Больше на штольне делать мне было нечего, картина была предельно ясной, следовало немедленно возвращаться в Улан-Батор и выколачивать у начальства все необходимое для проходческих работ, начиная от гвоздей и кончая взрывчаткой и средствами взрывания. При участии Цевена в качестве переводчика я поручил Джанцану и Ботсурену обратить особое внимание на перекрепление устья штольни. Мне пришлось составить для них схему полного дверного оклада и постараться убедить в необходимости установки сплошной крепи до тех пор, пока они не войдут в достаточно устойчивые скальные породы. Если останется время, то после оформления устья по всем канонам горного искусства они могут продолжить работы по уборке льда по своей технологии.
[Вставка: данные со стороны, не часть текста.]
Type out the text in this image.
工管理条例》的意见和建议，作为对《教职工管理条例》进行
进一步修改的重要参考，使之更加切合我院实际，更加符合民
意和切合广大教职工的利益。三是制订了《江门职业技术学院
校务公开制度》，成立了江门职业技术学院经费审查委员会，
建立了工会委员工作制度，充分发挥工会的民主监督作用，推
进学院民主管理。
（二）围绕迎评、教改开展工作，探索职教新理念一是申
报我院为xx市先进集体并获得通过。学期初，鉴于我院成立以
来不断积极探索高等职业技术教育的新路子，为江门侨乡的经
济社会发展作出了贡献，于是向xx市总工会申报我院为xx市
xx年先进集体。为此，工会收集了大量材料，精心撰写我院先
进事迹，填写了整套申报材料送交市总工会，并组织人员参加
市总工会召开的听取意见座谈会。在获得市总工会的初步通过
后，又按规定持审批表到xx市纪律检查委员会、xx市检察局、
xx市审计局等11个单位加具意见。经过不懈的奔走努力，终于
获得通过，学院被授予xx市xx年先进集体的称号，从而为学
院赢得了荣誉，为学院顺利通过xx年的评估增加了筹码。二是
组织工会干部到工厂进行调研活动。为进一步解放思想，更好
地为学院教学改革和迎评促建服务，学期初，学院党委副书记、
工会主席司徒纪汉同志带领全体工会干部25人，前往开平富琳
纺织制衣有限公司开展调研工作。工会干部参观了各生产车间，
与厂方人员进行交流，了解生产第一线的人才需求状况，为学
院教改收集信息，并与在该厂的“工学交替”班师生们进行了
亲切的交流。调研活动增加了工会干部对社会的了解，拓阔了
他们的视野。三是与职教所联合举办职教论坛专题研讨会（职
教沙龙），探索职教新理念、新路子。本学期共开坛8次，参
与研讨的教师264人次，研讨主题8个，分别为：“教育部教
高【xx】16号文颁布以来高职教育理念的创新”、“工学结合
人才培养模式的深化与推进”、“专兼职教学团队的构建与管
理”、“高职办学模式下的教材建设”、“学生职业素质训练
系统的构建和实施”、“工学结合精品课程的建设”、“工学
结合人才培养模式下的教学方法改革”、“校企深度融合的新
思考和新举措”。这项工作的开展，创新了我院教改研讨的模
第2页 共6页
Забегая вперед, скажу, что они пренебрегли моей рекомендацией по обязательной укладке лежней на почве выработки. Когда я вернулся и обнаружил, что устье закреплено простыми рамами без лежней, то вместо похвалы сделал им замечание, на которое оба очень обиделись, так как мое жесткое требование они приняли за простую перестраховку. Весной, когда наносный грунт оттаял, почва снизу и с боков стала давить выработку, и мои ослушники ежедневно вынуждены были снимать в этом месте рельсы и шпалы, срезать регулярно вылезавший снизу грунтовый горб и настилать колею заново. Они ни разу не нашли в себе мужества признаться в ошибке, а я ни разу не упрекнул их. Однако после этого тяжкого урока все мои указания выполнялись неукоснительно и без попыток проявления «творческой» инициативы.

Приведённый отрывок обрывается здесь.